The girl at the window or the balcony is a classic romantic trope, probably tracing back to ancient theatre, lost in the mists of time. In Hindi cinema, with the majority of the audience living in an increasingly crowded urban environment, that quickly turned into lovers at windows in adjacent houses or apartments, forever separated by the insignificant but fathomless divide between buildings. Many a romantic tale, some serious, some light-hearted, have been woven across that gap over the decades. Being Indian cinema, inevitably, songs were sung across the abyss, and Aise to na dekho from the film Teen Devian is a wonderful example of the genre.
This song has it all, the stolen glances through narrow cracks in windows, lacy curtains, plenty of mirrors for both protagonists to be able to react to without looking at each other directly. And there is the ever suave Dev Anand in his prime, shot in gorgeously-lit black & white. Even Nanda‘s over-the-top bashful antics work. They’re singing across windows here, people, give them a break; It’s just that sort of song.
Let’s not forget the song itself though.
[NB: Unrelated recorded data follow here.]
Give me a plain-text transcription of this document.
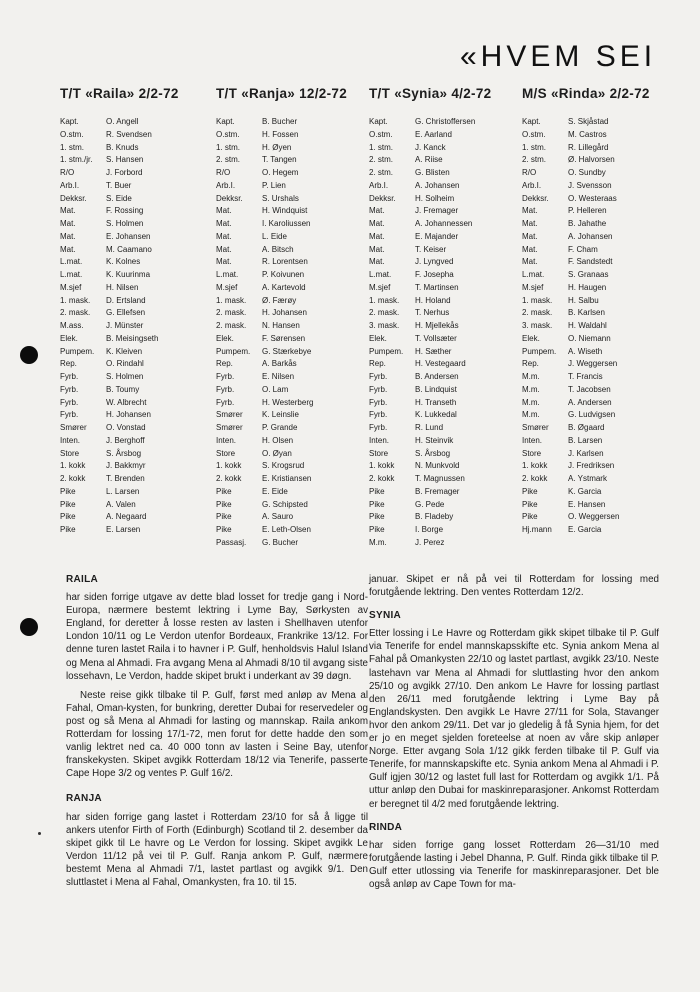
«HVEM SEI
T/T «Raila» 2/2-72
Kapt.	O. Angell
O.stm.	R. Svendsen
1. stm.	B. Knuds
1. stm./jr.	S. Hansen
R/O	J. Forbord
Arb.I.	T. Buer
Dekksr.	S. Eide
Mat.	F. Rossing
Mat.	S. Holmen
Mat.	E. Johansen
Mat.	M. Caamano
L.mat.	K. Kolnes
L.mat.	K. Kuurinma
M.sjef	H. Nilsen
1. mask.	D. Ertsland
2. mask.	G. Ellefsen
M.ass.	J. Münster
Elek.	B. Meisingseth
Pumpem.	K. Kleiven
Rep.	O. Rindahl
Fyrb.	S. Holmen
Fyrb.	B. Toumy
Fyrb.	W. Albrecht
Fyrb.	H. Johansen
Smører	O. Vonstad
Inten.	J. Berghoff
Store	S. Årsbog
1. kokk	J. Bakkmyr
2. kokk	T. Brenden
Pike	L. Larsen
Pike	A. Valen
Pike	A. Negaard
Pike	E. Larsen
T/T «Ranja» 12/2-72
Kapt.	B. Bucher
O.stm.	H. Fossen
1. stm.	H. Øyen
2. stm.	T. Tangen
R/O	O. Hegem
Arb.I.	P. Lien
Dekksr.	S. Urshals
Mat.	H. Windquist
Mat.	I. Karoliussen
Mat.	L. Eide
Mat.	A. Bitsch
Mat.	R. Lorentsen
L.mat.	P. Koivunen
M.sjef	A. Kartevold
1. mask.	Ø. Færøy
2. mask.	H. Johansen
2. mask.	N. Hansen
Elek.	F. Sørensen
Pumpem.	G. Stærkebye
Rep.	A. Barkås
Fyrb.	E. Nilsen
Fyrb.	O. Lam
Fyrb.	H. Westerberg
Smører	K. Leinslie
Smører	P. Grande
Inten.	H. Olsen
Store	O. Øyan
1. kokk	S. Krogsrud
2. kokk	E. Kristiansen
Pike	E. Eide
Pike	G. Schipsted
Pike	A. Sauro
Pike	E. Leth-Olsen
Passasj.	G. Bucher
T/T «Synia» 4/2-72
Kapt.	G. Christoffersen
O.stm.	E. Aarland
1. stm.	J. Kanck
2. stm.	A. Riise
2. stm.	G. Blisten
Arb.I.	A. Johansen
Dekksr.	H. Solheim
Mat.	J. Fremager
Mat.	A. Johannessen
Mat.	E. Majander
Mat.	T. Keiser
Mat.	J. Lyngved
L.mat.	F. Josepha
M.sjef	T. Martinsen
1. mask.	H. Holand
2. mask.	T. Nerhus
3. mask.	H. Mjellekås
Elek.	T. Vollsæter
Pumpem.	H. Sæther
Rep.	H. Vestegaard
Fyrb.	B. Andersen
Fyrb.	B. Lindquist
Fyrb.	H. Transeth
Fyrb.	K. Lukkedal
Fyrb.	R. Lund
Inten.	H. Steinvik
Store	S. Årsbog
1. kokk	N. Munkvold
2. kokk	T. Magnussen
Pike	B. Fremager
Pike	G. Pede
Pike	B. Fladeby
Pike	I. Borge
M.m.	J. Perez
M/S «Rinda» 2/2-72
Kapt.	S. Skjåstad
O.stm.	M. Castros
1. stm.	R. Lillegård
2. stm.	Ø. Halvorsen
R/O	O. Sundby
Arb.I.	J. Svensson
Dekksr.	O. Westeraas
Mat.	P. Helleren
Mat.	B. Jahathe
Mat.	A. Johansen
Mat.	F. Cham
Mat.	F. Sandstedt
L.mat.	S. Granaas
M.sjef	H. Haugen
1. mask.	H. Salbu
2. mask.	B. Karlsen
3. mask.	H. Waldahl
Elek.	O. Niemann
Pumpem.	A. Wiseth
Rep.	J. Weggersen
M.m.	T. Francis
M.m.	T. Jacobsen
M.m.	A. Andersen
M.m.	G. Ludvigsen
Smører	B. Øgaard
Inten.	B. Larsen
Store	J. Karlsen
1. kokk	J. Fredriksen
2. kokk	A. Ystmark
Pike	K. Garcia
Pike	E. Hansen
Pike	O. Weggersen
Hj.mann	E. Garcia
RAILA

har siden forrige utgave av dette blad losset for tredje gang i Nord-Europa, nærmere bestemt lektring i Lyme Bay, Sørkysten av England, for deretter å losse resten av lasten i Shellhaven utenfor London 10/11 og Le Verdon utenfor Bordeaux, Frankrike 13/12. For denne turen lastet Raila i to havner i P. Gulf, henholdsvis Halul Island og Mena al Ahmadi. Fra avgang Mena al Ahmadi 8/10 til avgang siste lossehavn, Le Verdon, hadde skipet brukt i underkant av 39 døgn.

Neste reise gikk tilbake til P. Gulf, først med anløp av Mena al Fahal, Oman-kysten, for bunkring, deretter Dubai for reservedeler og post og så Mena al Ahmadi for lasting og mannskap. Raila ankom Rotterdam for lossing 17/1-72, men forut for dette hadde den som vanlig lektret ned ca. 40 000 tonn av lasten i Seine Bay, utenfor franskekysten. Skipet avgikk Rotterdam 18/12 via Tenerife, passerte Cape Hope 3/2 og ventes P. Gulf 16/2.

RANJA

har siden forrige gang lastet i Rotterdam 23/10 for så å ligge til ankers utenfor Firth of Forth (Edinburgh) Scotland til 2. desember da skipet gikk til Le havre og Le Verdon for lossing. Skipet avgikk Le Verdon 11/12 på vei til P. Gulf. Ranja ankom P. Gulf, nærmere bestemt Mena al Ahmadi 7/1, lastet partlast og avgikk 9/1. Den sluttlastet i Mena al Fahal, Omankysten, fra 10. til 15.

januar. Skipet er nå på vei til Rotterdam for lossing med forutgående lektring. Den ventes Rotterdam 12/2.

SYNIA

Etter lossing i Le Havre og Rotterdam gikk skipet tilbake til P. Gulf via Tenerife for endel mannskapsskifte etc. Synia ankom Mena al Fahal på Omankysten 22/10 og lastet partlast, avgikk 23/10. Neste lastehavn var Mena al Ahmadi for sluttlasting hvor den ankom 25/10 og avgikk 27/10. Den ankom Le Havre for lossing partlast den 26/11 med forutgående lektring i Lyme Bay på Englandskysten. Den avgikk Le Havre 27/11 for Sola, Stavanger hvor den ankom 29/11. Det var jo gledelig å få Synia hjem, for det er jo en meget sjelden foreteelse at noen av våre skip anløper Norge. Etter avgang Sola 1/12 gikk ferden tilbake til P. Gulf via Tenerife, for mannskapskifte etc. Synia ankom Mena al Ahmadi i P. Gulf igjen 30/12 og lastet full last for Rotterdam og avgikk 1/1. På uttur anløp den Dubai for maskinreparasjoner. Ankomst Rotterdam er beregnet til 4/2 med forutgående lektring.

RINDA

har siden forrige gang losset Rotterdam 26—31/10 med forutgående lasting i Jebel Dhanna, P. Gulf. Rinda gikk tilbake til P. Gulf etter utlossing via Tenerife for maskinreparasjoner. Det ble også anløp av Cape Town for ma-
Mohammed Rafi really does bring the silken best of his voice into this one, and the poetic and dramatic lyrics are wonderfully presented in SD Burman‘s simple and melodic tune. The occasional wail of the shehnai adds an interesting melancholy touch to what is a playful song.
Majrooh Sultanpuri does very well here with such turns of phrase as:
Tum humein roko, phir bhi hum na ruke
Tum kaho kafir, phir bhi aise jhuke
You stop me, and yet I continue onwards, true.
You call me an infidel, and yet I bow before you.
This really is a beautiful song, both to look at and to listen to, and if romance is your poison, words and music rarely get more dramatically romantic than this.